Gli esperimenti sui neutrini non si limitano certamente al nuovo Hyper-kamioka. Nei prossimi anni inizieranno anche altri esperimenti, il Deep Underground Neutrino Experiment negli USA a partire del 2025 e il Jiangmen Underground Neutrino Observatory in Cina, che dovrebbe iniziare a raccogliere dati nel 2021.

Il fisico Takaaki Kajita dell’Università di Tokyo, durante lo svolgimento di una conferenza a Londra il 16 dicembre scorso ha affermato che Hyper-K sarà in grado di studiare le differenze nei comportamenti dei neutrini e delle loro controparti gli antineutrini. Tale asimmetria potrebbe dirci perché l’Universo sembra contenere principalmente materia e pochissima antimateria, ha affermato Kajita, che ha condiviso il Premio Nobel per la fisica 2015 per la sua co-scoperta sulle oscillazioni dei neutrini, realizzato usando il Super-K negli anni ’90.

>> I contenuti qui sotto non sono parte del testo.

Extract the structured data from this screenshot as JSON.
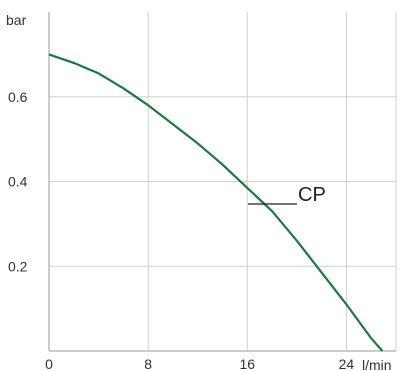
{
  "chart_data": {
    "type": "line",
    "title": "",
    "xlabel": "l/min",
    "ylabel": "bar",
    "xlim": [
      0,
      28
    ],
    "ylim": [
      0,
      0.8
    ],
    "x_ticks": [
      0,
      8,
      16,
      24
    ],
    "x_tick_labels": [
      "0",
      "8",
      "16",
      "24"
    ],
    "y_ticks": [
      0.2,
      0.4,
      0.6
    ],
    "y_tick_labels": [
      "0.2",
      "0.4",
      "0.6"
    ],
    "grid": true,
    "legend_position": "center-right",
    "series": [
      {
        "name": "CP",
        "color": "#1a7a3c",
        "x": [
          0,
          2,
          4,
          6,
          8,
          10,
          12,
          14,
          16,
          18,
          20,
          22,
          24,
          26,
          26.9
        ],
        "y": [
          0.7,
          0.68,
          0.655,
          0.62,
          0.58,
          0.535,
          0.49,
          0.44,
          0.385,
          0.33,
          0.26,
          0.185,
          0.11,
          0.03,
          0.0
        ]
      }
    ]
  }
}
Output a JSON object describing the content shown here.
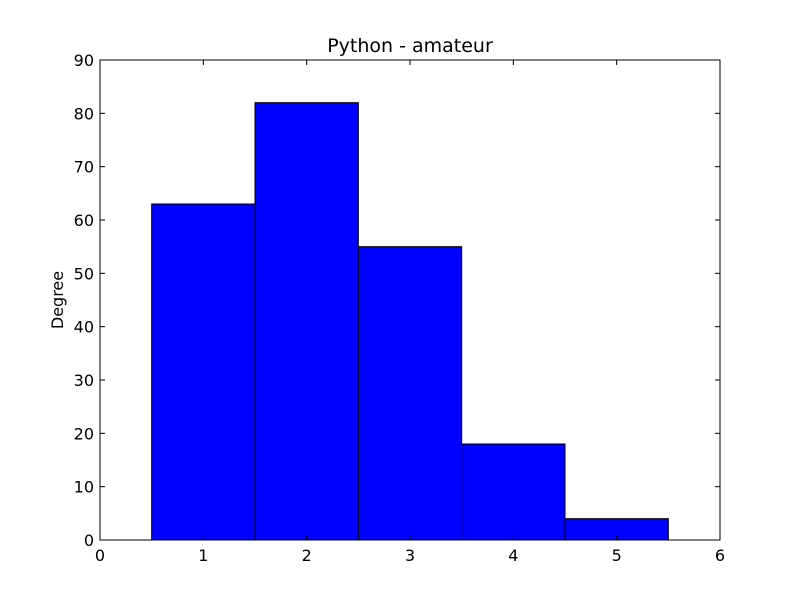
{
  "chart_data": {
    "type": "bar",
    "title": "Python - amateur",
    "xlabel": "",
    "ylabel": "Degree",
    "categories": [
      1,
      2,
      3,
      4,
      5
    ],
    "values": [
      63,
      82,
      55,
      18,
      4
    ],
    "xlim": [
      0,
      6
    ],
    "ylim": [
      0,
      90
    ],
    "xticks": [
      "0",
      "1",
      "2",
      "3",
      "4",
      "5",
      "6"
    ],
    "yticks": [
      "0",
      "10",
      "20",
      "30",
      "40",
      "50",
      "60",
      "70",
      "80",
      "90"
    ],
    "bar_width": 1,
    "grid": false,
    "bar_color": "#0000ff",
    "edge_color": "#000000"
  }
}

Super-K ha già rilevato accenni di questa discrepanza, ma sia Hyper-K che DUNE dovrebbero essere in grado di misurarlo con una più elevata precisione usando due tecniche differenti – DUNE utilizzerà argon liquido anziché acqua fornendo un importante controllo incrociato.

Secondo Masayuki Nakahata, fisico dell’Università di Tokyo e portavoce del progetto, Super-kamioka sarà impegnato anche in un’altra grande impresa, quella di catturare il decadimento del protone che finora non è mai stato osservato e se avviene deve essere certamente un evento estremamente raro. Questo evento, se accade cosi raramente ci dice che il protone ha una vita molto lunga, dell’ordine di 10 elevato 34 anni.

L’attuale modello standard della fisica delle particelle non consente il decadimento del protone, ma molte delle teorie proposte per sostituirlo e unificare le forze fondamentali della natura predicono il fenomeno.

Poiché Hyper-K monitorerà un volume d’acqua cinque volte maggiore rispetto a Super-K, avrà maggiori probabilità di osservare il decadimento dei protoni. Se non rileveverà il fenomeno, il limite sulla durata media del protone si estenderà di dieci volte.